It’s almost here ladies, that day we’ve all been waiting with bated breath for—the release of Magic Mike. Since word of its ab-tastic cast hit the blogosphere, everyone with a pulse has been going gaga over the flick, centered on a ragtag group of guys who just-so-happen to drop trou for a living, partially inspired by star Channing Tatum‘s real-life background in erotic dancing. And yes, while the well-muscled trailer definitely peaked our interest, it also made us wonder just how accurately art imitates life in Magic Mike. So what did we do? We asked the experts! Check out our Q&A with stripping sirs Taylor Cole and Justin Whitfield of Houston’s La Bare club, and producer/writer/actor and former male dancer Steve Stanulis of NYC’s hottest new show “Stripped: The Play” on what it’s really like to be a male stripper, what Magic Mike gets right, and what’s the craziest thing they’ve run into during their stripping years!
Taylor Cole & Justin Whitfield of La Bare
Male stripping is having quite the moment. Why do you think the male stripping trend is catching on so much?

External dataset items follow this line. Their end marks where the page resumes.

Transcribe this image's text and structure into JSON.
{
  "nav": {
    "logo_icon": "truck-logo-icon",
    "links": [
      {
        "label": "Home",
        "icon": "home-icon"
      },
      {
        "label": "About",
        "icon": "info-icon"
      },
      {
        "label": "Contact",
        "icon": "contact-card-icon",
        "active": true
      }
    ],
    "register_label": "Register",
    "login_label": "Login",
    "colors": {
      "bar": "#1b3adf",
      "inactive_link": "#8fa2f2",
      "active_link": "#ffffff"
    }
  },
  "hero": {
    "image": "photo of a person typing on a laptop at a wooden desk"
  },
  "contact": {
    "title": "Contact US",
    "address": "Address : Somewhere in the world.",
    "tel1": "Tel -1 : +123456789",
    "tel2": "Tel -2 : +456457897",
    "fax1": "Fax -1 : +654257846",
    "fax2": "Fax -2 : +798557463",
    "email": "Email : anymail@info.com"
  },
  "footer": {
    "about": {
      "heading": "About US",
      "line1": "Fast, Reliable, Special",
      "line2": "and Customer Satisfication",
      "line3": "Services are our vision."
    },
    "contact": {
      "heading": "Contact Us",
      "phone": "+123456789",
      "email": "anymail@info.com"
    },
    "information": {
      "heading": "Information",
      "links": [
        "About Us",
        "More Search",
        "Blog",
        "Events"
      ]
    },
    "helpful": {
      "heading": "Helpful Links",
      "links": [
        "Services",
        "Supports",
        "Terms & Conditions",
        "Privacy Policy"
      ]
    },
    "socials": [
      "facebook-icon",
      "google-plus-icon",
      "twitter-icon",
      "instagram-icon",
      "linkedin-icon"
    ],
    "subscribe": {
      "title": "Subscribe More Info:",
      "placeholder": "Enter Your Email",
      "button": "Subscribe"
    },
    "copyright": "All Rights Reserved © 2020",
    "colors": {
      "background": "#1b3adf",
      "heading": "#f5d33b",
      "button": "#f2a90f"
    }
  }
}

Taylor Cole: It’s definitely growing because of the movie, but also as times change, women are more empowered now. Instead of just sitting at home, they’re going out too, just like guys go out to the strip club.
What’s the difference between a male and female strip club audience?
Taylor Cole: Women are way crazier. Guys usually just sit there and watch the girls, but with an audience of mostly women, you’ve got hundreds of girls screaming, throwing money at you, trying to run up onstage.
Justin Whitfield: Women, because they’re so used to acting a certain way in society, when they’re in the club, they let everything out. Unless you’ve seen 100 bachelorette parties, you won’t believe it until you see it.
What’s the craziest thing an audience member has done during a show?
T.C.: One of my craziest experiences was when I was actually working a private party at a house with another dancer dressed in a cop uniform. I’m about to ring the doorbell and go inside when the real cops drive by. It’s illegal to impersonate a police officer so they come over and start asking us a bunch of questions. Before we know it, we’re on our knees, getting frisked, they’ve called backup and more cop cars are showing up—all the while, we’re like “we’re strippers!”
J.W.: On numerous occasions, women have pulled down the front of my G-string. That’s a no-no; that’s illegal! No guy wants to show his junk to a bunch of strange women.
T.C.: I might! (laughs).
How did you get into stripping in the first place?
J.W.: I fell into it. I wanted to since I was in middle school and after college, I couldn’t find a job so I got into body-building. One night when I was 19 years old, I decided to enter an amateur night that they have at the (strip) club every Wednesday. The winner of the amateur night could get hired—that night I didn’t win, but I did get hired.
T.C.: When I was really young, I saw an advertisement for Chippendales and thought it was such a cool lifestyle—girls screaming at you and throwing money at you. At 16, I won amateur night at the club, which isn’t saying much since I competed against all homeless people (laughs). They all saw the cash prize sign and joined just to get the money, so I won the whole way. The manager saw I was too young to work there so a couple of years later, when I was 18, I ran into Justin at the gym and he helped set me up at the club.
Has stripping ever affected any of your personal or romantic relationships?
J.W.: I met my wife on the main stage! I jokingly call it “love at first tip.” Because we met at the club, she was totally cool with it. I’m definitely the relationship type. In fifteen years of dancing, I’ve probably spent two years of that single. Taylor’s the total opposite.
T.C.: I love women. I love them all!
What do you want the world to know about male strippers?
T.C.: People tend to judge us for what we do. We’re just average, everyday people.
J.W.: We’re not all sluts, we’re not all gay. We’re normal guys with abnormal jobs. One of the great things about the movie Magic Mike is that it views us in a positive light. I’m retired now and I own my own business, a sports bar and grill in Houston. It used to be hard to explain to people what I used to do but now with the movie coming out, it’s gotten easier. It shows the stereotypes aren’t always true.
Joey Lawrence just joined Chippendales. What other male celeb do you think would make a good male stripper?
T.C.: Other than the guys in Magic Mike? Mark Wahlberg.
J.W.: Taylor Lautner—he’s 18, right?